The three sailors go on a sightseeing tour of Manhattan. First on their list: the Empire State Building, Central Park and Rockefeller Center. Ozzie and Gabey, quickly becoming bored with sightseeing and want to check out the beautiful women of New York. The three sailors see a poster of Ivy Smith, "Miss Turnstiles", for the month of June. Ozzie thinking that she is the most beautiful girl he has ever seen.

They tell her life story in a dance number. They can not believe that they find her, as soon as they arrive at the subway station, where Ivy is posing for a photo shoot. Gabey poses with her for a photograph, but she quickly disappears. Gabey, Chip and Ozzie follow Ivy in a taxicab driven by Brunhilde, who has eyes for Chip. With the poster of Ivy's as their only information, Gabey and his friends look for her in places where she might be working.

Brunhilde, takes the sailors to look for Ivy at the Museum of Natural History, where Ozzie meets Claire, an anthropologist, who quickly joins them in their search. When they break into a dance, Ozzie and Claire accidentally knock over a dinosaur skeleton at the museum. They run for their lives, but the police are hot on their heels. The group splits up and search for her separately, agreeing to meet later that evening at the Empire State Building.

Alone at last with Chip, Brunhilde takes him to her apartment, only to be disturbed by her quirky, roommate, Lucy.

Gabey eventually finds Ivy in a dance studio, where they make plans to go on a date later that evening. Ivy promises to return from her date, in time to make her performance as a coach dancer at Coney Island. Because she owes her dance instructor a lot of money for her lessons.

Chip, Brunhilde, Ozzie, Claire and Gabey meet at the top of the Empire State Building, where they hide Ozzie from the policemen who are still looking for him. When Ivy arrives, the three couples begin their night... "ON THE TOWN".


The evening comes to an abrupt halt when Ivy disappears without explanation, leaving behind only a note. His friends try to cheer him up by quickly having Lucy fill in for for Ivy. Gabey has a few drinks and thinks about his new love, Ivy. Will the two love birds find each other again?

I loved the fact that this movie was filmed on location in New York. I really enjoyed the dance numbers, for me they seemed to go with the plot instead strictly for entertainment. I also, loved the dance number where the guys dress up in Hiram costumes and sing like girls.


In her screen debut, Alice Pearce (the roommate with the sneezing problem).

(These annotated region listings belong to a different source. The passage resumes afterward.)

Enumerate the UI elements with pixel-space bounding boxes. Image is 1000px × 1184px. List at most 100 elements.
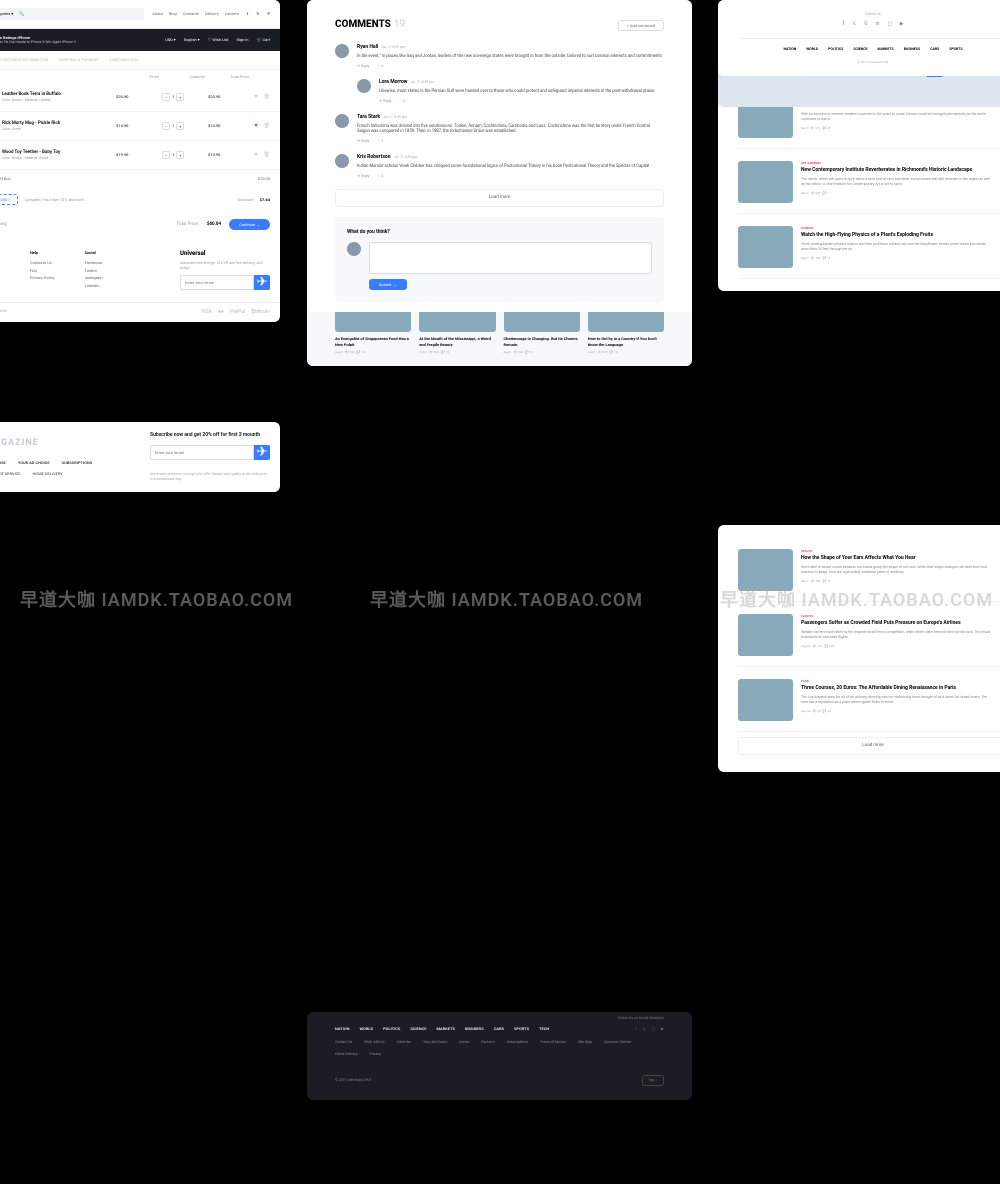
- footer-link[interactable]: Your Ad Choice: [423, 1040, 447, 1045]
- reply-textarea[interactable]: [369, 242, 652, 274]
- footer-nav-link[interactable]: BUSINESS: [904, 47, 920, 52]
- search-box[interactable]: All categories ▾ 🔍: [0, 8, 144, 20]
- story-row[interactable]: FOODThree Courses, 20 Euros: The Afforda…: [738, 679, 1000, 732]
- comment-author[interactable]: Lora Morrow: [379, 79, 407, 85]
- story-row[interactable]: FLIGHTSPassengers Suffer as Crowded Fiel…: [738, 614, 1000, 667]
- footer-nav-link[interactable]: POLITICS: [828, 47, 843, 52]
- instagram-icon[interactable]: ◻: [652, 1026, 655, 1032]
- footer-link[interactable]: Facebook: [85, 260, 103, 266]
- comment-author[interactable]: Tara Stark: [357, 114, 380, 120]
- email-submit-button[interactable]: ✈: [254, 275, 270, 290]
- facebook-icon[interactable]: f: [635, 1026, 636, 1032]
- story-row[interactable]: SCIENCEWatch the High-Flying Physics of …: [738, 226, 1000, 279]
- reply-button[interactable]: ⟲ Reply: [357, 174, 369, 179]
- currency-select[interactable]: USD ▾: [165, 37, 176, 43]
- footer-nav-link[interactable]: SPORTS: [949, 47, 962, 52]
- favorite-icon[interactable]: ♥: [254, 151, 258, 159]
- comment-author[interactable]: Ryan Hall: [357, 44, 378, 50]
- footer-link[interactable]: Work with Us: [364, 1040, 384, 1045]
- footer-nav-link[interactable]: MARKETS: [877, 47, 893, 52]
- top-nav-link[interactable]: About: [152, 11, 163, 17]
- footer-link[interactable]: Contacts Us: [30, 260, 55, 266]
- footer-nav-link[interactable]: SCIENCE: [410, 1026, 426, 1032]
- category-dropdown[interactable]: All categories ▾: [0, 11, 13, 17]
- footer-nav-link[interactable]: SCIENCE: [853, 47, 867, 52]
- story-row[interactable]: ART & DESIGNNew Contemporary Institute R…: [738, 161, 1000, 214]
- youtube-icon[interactable]: ▶: [661, 1026, 664, 1032]
- qty-plus[interactable]: +: [176, 151, 184, 159]
- footer-nav-link[interactable]: NATION: [784, 47, 797, 52]
- facebook-icon[interactable]: f: [842, 21, 844, 28]
- reply-button[interactable]: ⟲ Reply: [357, 139, 369, 144]
- linkedin-icon[interactable]: in: [876, 21, 880, 28]
- footer-link[interactable]: Instagram: [85, 275, 103, 281]
- nav-link[interactable]: ADVERTISE: [0, 460, 6, 466]
- footer-link[interactable]: Site Map: [578, 1040, 592, 1045]
- twitter-icon[interactable]: 𝕏: [642, 1026, 645, 1032]
- footer-link[interactable]: Advertise: [397, 1040, 412, 1045]
- gift-label[interactable]: Ship to a Gift Box: [0, 176, 11, 182]
- footer-link[interactable]: Privacy Policy: [30, 275, 55, 281]
- checkout-step[interactable]: CUSTOMER INFORMATION: [0, 57, 48, 63]
- google-icon[interactable]: G: [864, 21, 867, 28]
- email-input[interactable]: [180, 275, 254, 290]
- signin-link[interactable]: Sign in: [237, 37, 249, 43]
- submit-button[interactable]: Submit →: [369, 279, 407, 290]
- like-button[interactable]: ♡ 4: [399, 99, 405, 104]
- like-button[interactable]: ♡ 4: [377, 139, 383, 144]
- footer-nav-link[interactable]: MARKETS: [437, 1026, 455, 1032]
- add-comment-button[interactable]: + Add comment: [618, 20, 664, 31]
- remove-icon[interactable]: 🗑: [264, 123, 270, 130]
- email-submit-button[interactable]: ✈: [254, 445, 270, 460]
- favorite-icon[interactable]: ♥: [254, 93, 258, 101]
- language-select[interactable]: English ▾: [184, 37, 200, 43]
- reply-button[interactable]: ⟲ Reply: [379, 99, 391, 104]
- footer-nav-link[interactable]: WORLD: [806, 47, 818, 52]
- remove-icon[interactable]: 🗑: [264, 152, 270, 159]
- favorite-icon[interactable]: ♥: [254, 122, 258, 130]
- footer-nav-link[interactable]: BUSINESS: [465, 1026, 484, 1032]
- footer-link[interactable]: Career: [459, 1040, 469, 1045]
- pinterest-icon[interactable]: P: [267, 11, 270, 17]
- comment-author[interactable]: Kris Robertson: [357, 154, 391, 160]
- footer-link[interactable]: Terms of Service: [540, 1040, 566, 1045]
- checkout-step[interactable]: SHIPPING & PAYMENT: [58, 57, 99, 63]
- continue-button[interactable]: Continue →: [229, 219, 270, 230]
- wishlist-link[interactable]: ♡ Wish List: [208, 37, 229, 43]
- footer-link[interactable]: Subscriptions: [507, 1040, 528, 1045]
- reply-button[interactable]: ⟲ Reply: [357, 64, 369, 69]
- instagram-icon[interactable]: ◻: [888, 21, 892, 28]
- footer-link[interactable]: Contact Us: [335, 1040, 352, 1045]
- footer-nav-link[interactable]: WORLD: [360, 1026, 374, 1032]
- twitter-icon[interactable]: 𝕏: [852, 21, 856, 28]
- top-nav-link[interactable]: Blog: [169, 11, 177, 17]
- footer-nav-link[interactable]: SPORTS: [514, 1026, 529, 1032]
- top-nav-link[interactable]: Contacts: [183, 11, 199, 17]
- footer-nav-link[interactable]: NATION: [335, 1026, 350, 1032]
- footer-link[interactable]: LinkedIn: [85, 283, 103, 289]
- load-more-button[interactable]: Load more: [738, 737, 1000, 755]
- top-nav-link[interactable]: Carriers: [225, 11, 239, 17]
- cart-link[interactable]: 🛒 Cart: [256, 37, 270, 43]
- footer-link[interactable]: Twitter: [85, 268, 103, 274]
- qty-plus[interactable]: +: [176, 93, 184, 101]
- footer-link[interactable]: Customer Service: [604, 1040, 632, 1045]
- twitter-icon[interactable]: 𝕏: [256, 11, 259, 17]
- footer-link[interactable]: Home Delivery: [335, 1052, 358, 1057]
- youtube-icon[interactable]: ▶: [900, 21, 904, 28]
- nav-link[interactable]: TERMS OF SERVICE: [0, 471, 21, 477]
- top-nav-link[interactable]: Delivery: [205, 11, 219, 17]
- remove-icon[interactable]: 🗑: [264, 94, 270, 101]
- footer-nav-link[interactable]: CARS: [494, 1026, 504, 1032]
- nav-link[interactable]: YOUR AD CHOICE: [18, 460, 50, 466]
- nav-link[interactable]: HOME DELIVERY: [33, 471, 63, 477]
- promo-code-input[interactable]: D05K-O254 ✓: [0, 194, 18, 206]
- footer-link[interactable]: FAQ: [30, 268, 55, 274]
- footer-nav-link[interactable]: POLITICS: [383, 1026, 400, 1032]
- qty-minus[interactable]: −: [162, 122, 170, 130]
- like-button[interactable]: ♡ 4: [377, 174, 383, 179]
- load-more-button[interactable]: Load more: [335, 189, 664, 207]
- footer-link[interactable]: Partners: [481, 1040, 494, 1045]
- story-row[interactable]: HEALTHHow the Shape of Your Ears Affects…: [738, 549, 1000, 602]
- like-button[interactable]: ♡ 4: [377, 64, 383, 69]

Alice is also known as the first actress to play the nosy neighbor Gladys Kravitz on the show Bewitched (1964).



Jules Munshin (February 22, 1915 – February 19, 1970) was a Jewish song-and-dance artist who had made his name on Broadway when he starred in, Call Me Mister(picture to the left).

Additional Broadway credits: The Gay Life and Barefoot in the Park.

Although Munshin was in successful MGM musicals such as Easter Parade and Take Me Out to the Ball Game, audiences would always remember him as one of the trio of sailors (along with Gene Kelly and Frank Sinatra) singing "New York, New York" in the hit film On the Town (1949).

Another of his great roles was Bibinski, a Russian Commisar in Silk Stockings (1957).